May 01, 2003

Forest and Trees

There is a certain sadness that comes with the leafing of the trees as Spring creeps up the valleys and southern slopes to overwhelm even the high remote ridges here by mid-May. This blooming flood of a million living leaves...oak and spicebush, tulip poplar and ironwood, sarvice, dogwood, sumac and cherry... is already filling in the gray forms of winter trees, hiding branch, then limb, then trunk. And finally, when it is all done, and small translucent leaves have grown from the size of mouse ears to their full size and opacity, we will not be able to see into or beyond the forest for the trees.
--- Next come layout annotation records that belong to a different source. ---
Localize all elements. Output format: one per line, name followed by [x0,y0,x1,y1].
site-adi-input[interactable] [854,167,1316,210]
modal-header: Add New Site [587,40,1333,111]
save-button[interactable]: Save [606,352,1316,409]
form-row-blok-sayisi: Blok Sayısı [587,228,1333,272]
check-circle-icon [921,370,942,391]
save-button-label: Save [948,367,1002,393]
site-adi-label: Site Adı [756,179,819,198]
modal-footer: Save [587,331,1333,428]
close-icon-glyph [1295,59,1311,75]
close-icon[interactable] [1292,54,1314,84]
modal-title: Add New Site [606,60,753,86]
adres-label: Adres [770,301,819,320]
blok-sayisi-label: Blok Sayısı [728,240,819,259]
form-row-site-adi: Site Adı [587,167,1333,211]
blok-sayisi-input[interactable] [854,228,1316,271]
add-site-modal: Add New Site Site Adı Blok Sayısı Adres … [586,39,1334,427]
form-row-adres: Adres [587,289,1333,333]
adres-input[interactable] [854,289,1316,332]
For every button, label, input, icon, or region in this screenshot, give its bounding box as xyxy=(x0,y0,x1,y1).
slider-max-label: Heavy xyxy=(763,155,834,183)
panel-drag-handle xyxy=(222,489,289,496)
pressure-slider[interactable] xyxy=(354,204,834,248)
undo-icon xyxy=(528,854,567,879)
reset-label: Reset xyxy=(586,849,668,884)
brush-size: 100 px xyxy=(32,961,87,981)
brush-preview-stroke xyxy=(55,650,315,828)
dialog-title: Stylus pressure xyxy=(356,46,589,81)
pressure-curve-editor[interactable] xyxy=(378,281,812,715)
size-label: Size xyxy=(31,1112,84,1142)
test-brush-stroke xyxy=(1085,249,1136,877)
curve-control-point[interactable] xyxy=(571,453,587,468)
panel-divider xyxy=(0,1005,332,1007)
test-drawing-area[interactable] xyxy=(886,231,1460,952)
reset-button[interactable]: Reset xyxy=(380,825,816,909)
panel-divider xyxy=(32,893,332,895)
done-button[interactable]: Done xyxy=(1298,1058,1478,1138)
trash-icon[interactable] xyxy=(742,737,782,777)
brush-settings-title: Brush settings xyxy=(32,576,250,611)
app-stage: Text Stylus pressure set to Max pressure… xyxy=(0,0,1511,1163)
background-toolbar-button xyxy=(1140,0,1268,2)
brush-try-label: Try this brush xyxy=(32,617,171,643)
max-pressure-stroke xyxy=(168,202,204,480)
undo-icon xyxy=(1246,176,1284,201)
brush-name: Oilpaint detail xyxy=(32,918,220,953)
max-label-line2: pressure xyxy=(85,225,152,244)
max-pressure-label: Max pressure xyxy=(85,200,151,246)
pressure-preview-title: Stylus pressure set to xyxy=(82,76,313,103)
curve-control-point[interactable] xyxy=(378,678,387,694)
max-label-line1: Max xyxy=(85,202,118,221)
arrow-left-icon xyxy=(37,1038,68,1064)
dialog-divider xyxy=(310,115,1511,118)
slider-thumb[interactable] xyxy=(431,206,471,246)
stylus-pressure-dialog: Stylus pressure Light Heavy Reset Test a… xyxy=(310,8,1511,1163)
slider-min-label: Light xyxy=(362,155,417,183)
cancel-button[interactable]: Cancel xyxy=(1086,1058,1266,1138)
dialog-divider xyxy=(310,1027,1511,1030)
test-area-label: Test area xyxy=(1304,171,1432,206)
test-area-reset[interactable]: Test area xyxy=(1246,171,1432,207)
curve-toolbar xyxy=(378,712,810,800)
Winter is the time here in the deciduous East to see they lay of the land, follow its contours as they fade into a distant haze, know the rise of fall of the ground under our feet and far beyond. By late Spring, the view stops at the edge of the woods in a wall of leafery. And yet, there is a kind of comfort that comes with the flood of summer greenery, with farms and silos and country homes now tucked into nooks and hollers hidden by a thousand square miles of Appalachian forest.

But already I am imagining October, when leaves let go and fall, trunks and limbs show thin and spare. At an appointed time as regular as the orbit of planets, its hair will fall and we will see the familiar wrinkles and folds of the old skin of these ancient mountains once again.

Posted by fred1st at May 1, 2003 07:34 AM | TrackBack

ya, not to mention when the leaves are on the trees it's harder to hear the streams gurgle. i love that gurgling stream sound!

Posted by: bud at May 1, 2003 08:35 AM

Here in S.C., I've noticed something else when the trees are bare: there are a lot of long-lost buildings that become visible. less than a mile from my house, there is an old barn, about 100 feet from the road, that is now completely shrouded in greenery. Two months ago, you could see it peeking through the bare trunks.